Sonny Ramadhin is no more.
Ramadhin had a remarkable career, with enough oddities to make him a quizzers’ delight. To begin with, he was the first West Indian Test cricketer of Indian origin.
For a long time, did not have a first name. He did not need one in the West Indies. They used to call him ‘boy’ or ‘sonny’ when he was young. In England, where they wanted a first name, he officially became Sonny.
He still holds the world record for bowling most balls (98 six-ball overs) in a Test innings.
Cecil Gray wrote a full-length poem on him. Lord Kitchener composed the song, Ramadhin, you deserve a title, Sir Ramadhin. Another calypso, from King Radio, ran We want Ramadhin on the ball.
There is a road named after him in Balmain, Couva in Trinidad & Tobago. In 1998, he featured on a 75c Trinidad & Tobago postage stamp.
But everything paled in front of his feats on the 1950 tour of England.
A frail, 5’4” man, Ramadhin bowled with his sleeves buttoned, often in a cap. He combined wrist motion, hidden by the sleeves, with by a flick of the fingers. He was also accurate despite variations of flight and pace.
And in 1950, the English could never figure out which way a Ramadhin ball would turn. They would often play for the turn that was not there, for they could not read him.
Interestingly, Ramadhin arrived in England after having played just two First-class matches, that too on matting wickets in Jamaica. After having reasonable success in the tour matches, he debuted in the first Test match, at Old Trafford. He took 2-90 and 2-77 as England won.
Then began the Ramadhin juggernaut: 5-66 and 6-86 at Lord’s, 2-49 and 5-135 at Trent Bridge, and 1-63 and 3-38 at The Oval. In all, Ramadhin took 26 wickets at 23.23. With 33 wickets at 20.42 apiece, his spin-bowling partner Alf Valentine did even better. However, on the entire tour, ‘Ram’ (135 wickets at 14.88) outdid ‘Val’ (123 at 17.94).
West Indies won the last three Test matches by colossal margin to claim the series 3-1.
It is to the Lord’s Test to which we shall divert our attention. John Arlott called it ‘the first truly bipartisan Test match.’ It was after this Test match that Lord Kitchener composed a four-line calypso that inspired Lord Beginner’s more iconic Cricket, lovely cricket, where every stanza ended in ‘With those two little pals of mine, Ramadhin and Valentine.’
But the importance of the win transcended the cricketing arena.
Since the Second World War, people had been arriving in England from the Caribbean. It increased since the British Nationality Act of 1948. Many of them were in the stands at Lord’s throughout the Test match.

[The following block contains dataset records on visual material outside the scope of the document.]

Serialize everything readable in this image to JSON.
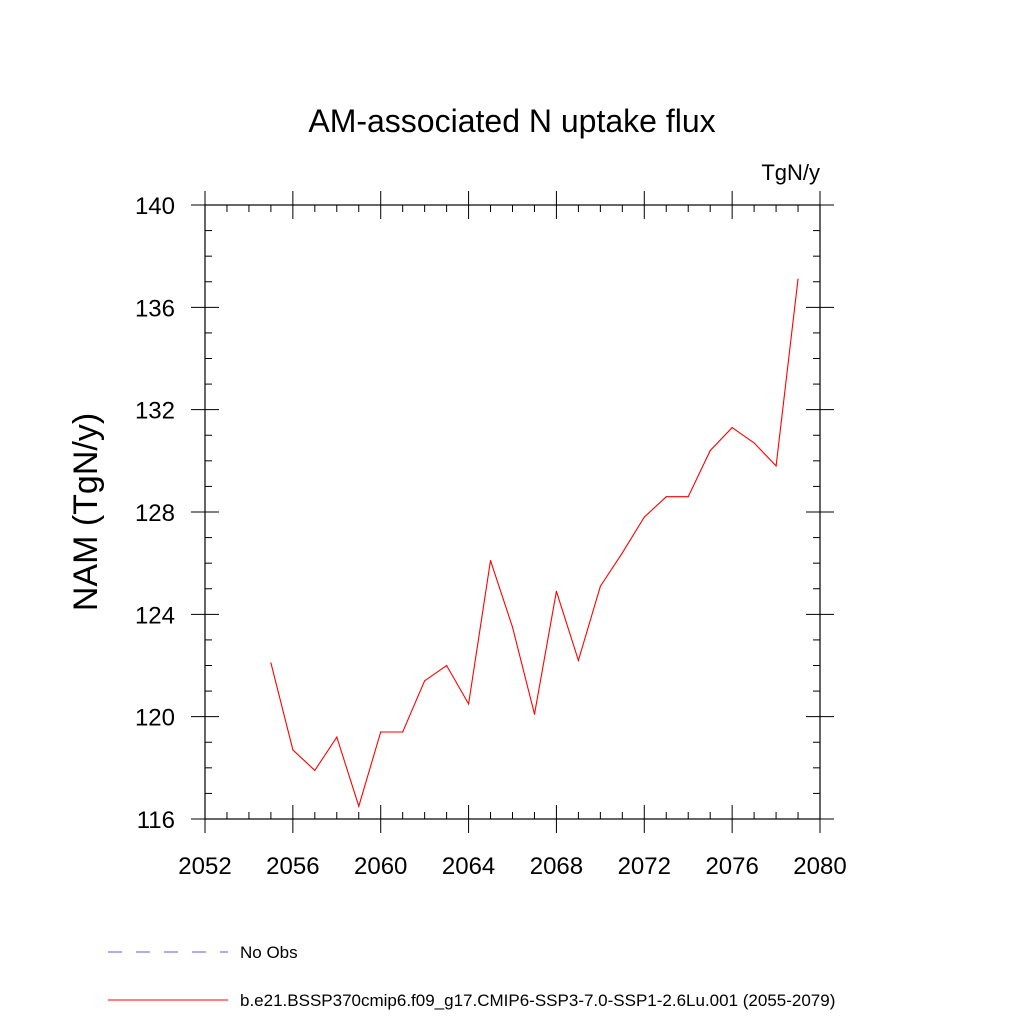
{
  "chart_data": {
    "type": "line",
    "title": "AM-associated N uptake flux",
    "units_label": "TgN/y",
    "xlabel": "",
    "ylabel": "NAM  (TgN/y)",
    "xlim": [
      2052,
      2080
    ],
    "ylim": [
      116,
      140
    ],
    "xticks": [
      2052,
      2056,
      2060,
      2064,
      2068,
      2072,
      2076,
      2080
    ],
    "xtick_labels": [
      "2052",
      "2056",
      "2060",
      "2064",
      "2068",
      "2072",
      "2076",
      "2080"
    ],
    "yticks": [
      116,
      120,
      124,
      128,
      132,
      136,
      140
    ],
    "ytick_labels": [
      "116",
      "120",
      "124",
      "128",
      "132",
      "136",
      "140"
    ],
    "grid": false,
    "legend_position": "bottom",
    "series": [
      {
        "name": "b.e21.BSSP370cmip6.f09_g17.CMIP6-SSP3-7.0-SSP1-2.6Lu.001 (2055-2079)",
        "color": "#ff0000",
        "style": "solid",
        "x": [
          2055,
          2056,
          2057,
          2058,
          2059,
          2060,
          2061,
          2062,
          2063,
          2064,
          2065,
          2066,
          2067,
          2068,
          2069,
          2070,
          2071,
          2072,
          2073,
          2074,
          2075,
          2076,
          2077,
          2078,
          2079
        ],
        "y": [
          122.1,
          118.7,
          117.9,
          119.2,
          116.5,
          119.4,
          119.4,
          121.4,
          122.0,
          120.5,
          126.1,
          123.5,
          120.1,
          124.9,
          122.2,
          125.1,
          126.4,
          127.8,
          128.6,
          128.6,
          130.4,
          131.3,
          130.7,
          129.8,
          137.1
        ]
      }
    ],
    "legend": [
      {
        "label": "No Obs",
        "color": "#6a5acd",
        "style": "dashed"
      },
      {
        "label": "b.e21.BSSP370cmip6.f09_g17.CMIP6-SSP3-7.0-SSP1-2.6Lu.001 (2055-2079)",
        "color": "#ff0000",
        "style": "solid"
      }
    ]
  }
}
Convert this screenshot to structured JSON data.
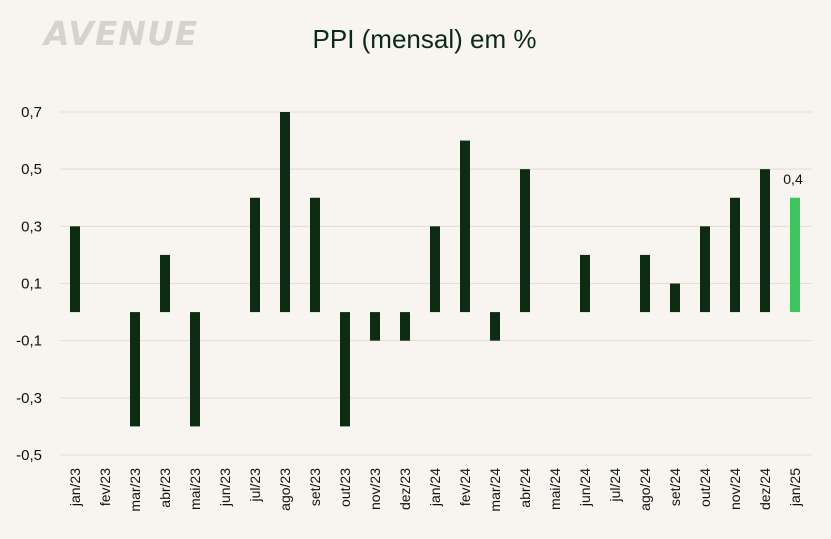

The Second World War had caused Great Britain several dominions. The countries in the Caribbean, too, were pushing for Independence, but that would not happen until the 1960s.
Away from home, in a country dominated by a different race, the immigrants needed an identity.
It was not easy. While they all hailed from the same part of the world, they represented different countries whose politics, history, and culture, while similar, were not the same.
Cricket was what united them.
West Indies scored 326, largely due to Allan Rae’s 106. For England, Len Hutton and Cyril Washbrook then added 62 for the opening stand. But once they fell, the others found it near-impossible to score. Between them, Ramadhin and Valentine bowled 88 overs to take 9-114. England batted for 106.4 overs, but only managed 151.
Clyde Walcott then slammed 168 not out as John Goddard declared on the fourth morning. England needed 601. Washbrook got a hundred, but by stumps England were 218/4.
Then came Day 5. The West Indians had come prepared. There was ‘a loud commentary on every ball’. Drums and rattles and guitars, and even dustbin lids and carving knives and cheese graters, all contributed to the celebrations. It must have scandalised the MCC members, too contained in archaic definitions of what was prim and proper.
On the field, West Indies were almost there, but they needed wickets, particularly of Washbrook.
Ramadhin had taken two wickets the previous day. Early on Day 5, he yorked Washbrook. Then he ran through England. From 228/4, England slumped to 258/9. Ramadhin took four of these five wickets.
The celebrations grew louder at the ground whose authorities have always taken pride in calling it the Home of Cricket.
Finally, Frank Worrell got Johnny Wardle to seal a 326-run win. And the Caribbean fans stormed the ground, equipped with musical instrument of every kind.
The shy Ramadhin stuck to ginger beer that night, but champagne flowed for his teammates. Hundreds of West Indian fans celebrated all night. They decorated the Kingsley Hotel, where the triumphant cricketers had been put up, with flags of what looked like every Caribbean nation.
As the news reached back home across the Atlantic, thousands more celebrated across the islands.
It was a win like none other, for not long before 1950, the West Indian islands were ruled by Europeans, who often enslaved the black population. The islands were still almost mandatorily led by a white man.
Now they had managed to beat England at their headquarters at their own sport.
At the centre of all of it was that frail, unassuming Trinidadian, the grandson of an Indian.